Dimensions as topics
Topic extraction tends to use models fit within a sample, and considers fewer dimensions. Its goal is often to interpret dimensions directly by inspecting the highest loading terms, which can result in something like a dictionary—sets of topics or categories containing associated terms. By loading in a full space (as opposed to just a selection of vectors, as we’ve been doing), we can look at the same thing in pretrained embeddings:
# load in the full "100k" space
lss <- lma_lspace("100k")
structure(dim(lss), names = c("terms", "dimensions"))
#> terms dimensions
#> 99188 300
# make a function to more easily retrieve terms
top_terms <- function(dims, space, nterms = 30) {
terms <- sort(rowMeans(space[, dims, drop = FALSE]), TRUE)[seq_len(nterms)]
splot(
terms ~ names(terms),
colorby = terms, leg = FALSE, sort = TRUE, dark = TRUE,
type = "bar", laby = FALSE, labx = FALSE, title = paste(
"dimension",
if (length(dims) != 1 && sum(dims) == sum(seq_along(dims))) {
paste0(dims[1], "-", dims[length(dims)])
} else {
paste(dims, collapse = ", ")
}
)
)
}
# now we can see the top-loading terms on single dimensions
for (d in 1:3) top_terms(d, lss)
# or top-loading terms on aggregated dimensions
top_terms(1:5, lss)
It can also be interesting to use a term to select dimensions to look at:
# this selects the 10 dimensions on which "whales" loads most
top_terms(order(-lss["whales", ])[1:10], lss)
Dictionaries as embeddings
It can also be kind of interesting to think of dictionaries as forms of embeddings, either as binary or with weighted regions and sharp drop-offs:
# take a small, weighted, sexed family dictionary
family <- list(
female = c(mother = 1, wife = .9, sister = .8, grandma = .7, aunt = .6),
male = c(father = 1, husband = .9, brother = .8, grandpa = .7, uncle = .6)
)
family_terms <- unlist(lapply(family, names), use.names = FALSE)
# then make a latent space out of it
(family_space <- cbind(
family = structure(unlist(family), names = family_terms),
female = family_terms %in% names(family$female),
male = family_terms %in% names(family$male)
))
#> family female male
#> mother 1.0 1 0
#> wife 0.9 1 0
#> sister 0.8 1 0
#> grandma 0.7 1 0
#> aunt 0.6 1 0
#> father 1.0 0 1
#> husband 0.9 0 1
#> brother 0.8 0 1
#> grandpa 0.7 0 1
#> uncle 0.6 0 1
In this simple space, you can solve analogies like you can in pretrained spaces (as in Mikolov et al., 2013):
# function to abstract the process
guess_analog <- function(x, y, asx, space, metric = "canberra") {
sort(lma_simets(
space, space[y, ] - space[x, ] + space[asx, ], metric
), TRUE)
}
## i.e., sister is to brother as aunt is to _____.
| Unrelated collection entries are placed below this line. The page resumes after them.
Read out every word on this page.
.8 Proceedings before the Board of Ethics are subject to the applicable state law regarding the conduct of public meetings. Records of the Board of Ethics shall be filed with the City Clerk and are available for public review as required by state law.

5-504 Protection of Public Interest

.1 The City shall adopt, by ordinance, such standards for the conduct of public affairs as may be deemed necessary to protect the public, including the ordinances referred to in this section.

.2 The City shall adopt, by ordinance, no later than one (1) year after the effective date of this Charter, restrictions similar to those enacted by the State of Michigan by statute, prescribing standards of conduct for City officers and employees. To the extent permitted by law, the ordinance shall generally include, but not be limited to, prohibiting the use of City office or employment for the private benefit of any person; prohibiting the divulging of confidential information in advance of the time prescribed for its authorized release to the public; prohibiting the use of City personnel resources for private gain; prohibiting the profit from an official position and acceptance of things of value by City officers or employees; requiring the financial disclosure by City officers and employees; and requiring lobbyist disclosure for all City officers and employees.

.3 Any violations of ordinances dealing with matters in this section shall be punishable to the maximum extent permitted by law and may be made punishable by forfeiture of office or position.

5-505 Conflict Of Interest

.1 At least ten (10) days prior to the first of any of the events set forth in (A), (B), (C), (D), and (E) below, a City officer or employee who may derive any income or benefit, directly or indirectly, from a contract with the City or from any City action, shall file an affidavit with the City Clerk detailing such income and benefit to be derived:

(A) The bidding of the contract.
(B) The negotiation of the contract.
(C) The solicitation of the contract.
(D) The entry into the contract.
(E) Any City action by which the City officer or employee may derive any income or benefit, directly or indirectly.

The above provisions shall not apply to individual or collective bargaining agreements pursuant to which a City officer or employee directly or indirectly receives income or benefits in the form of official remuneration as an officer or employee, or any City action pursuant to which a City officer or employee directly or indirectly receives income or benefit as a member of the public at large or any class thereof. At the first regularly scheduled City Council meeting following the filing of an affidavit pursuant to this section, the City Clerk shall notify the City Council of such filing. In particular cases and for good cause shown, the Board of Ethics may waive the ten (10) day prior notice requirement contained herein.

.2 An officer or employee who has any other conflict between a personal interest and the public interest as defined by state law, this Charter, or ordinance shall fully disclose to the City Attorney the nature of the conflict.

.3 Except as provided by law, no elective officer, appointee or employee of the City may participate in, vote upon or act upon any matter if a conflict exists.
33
guess_analog("sister", "brother", "aunt", family_space)[1:3]
#> uncle grandpa brother
#> 1.000000 0.974359 0.952381
# compare with a pretrained space in the same restricted term set
guess_analog(
"sister", "brother", "aunt",
lma_lspace(family_terms, "google")
)[1:3]
#> uncle aunt father
#> 0.5902633 0.5521642 0.5453535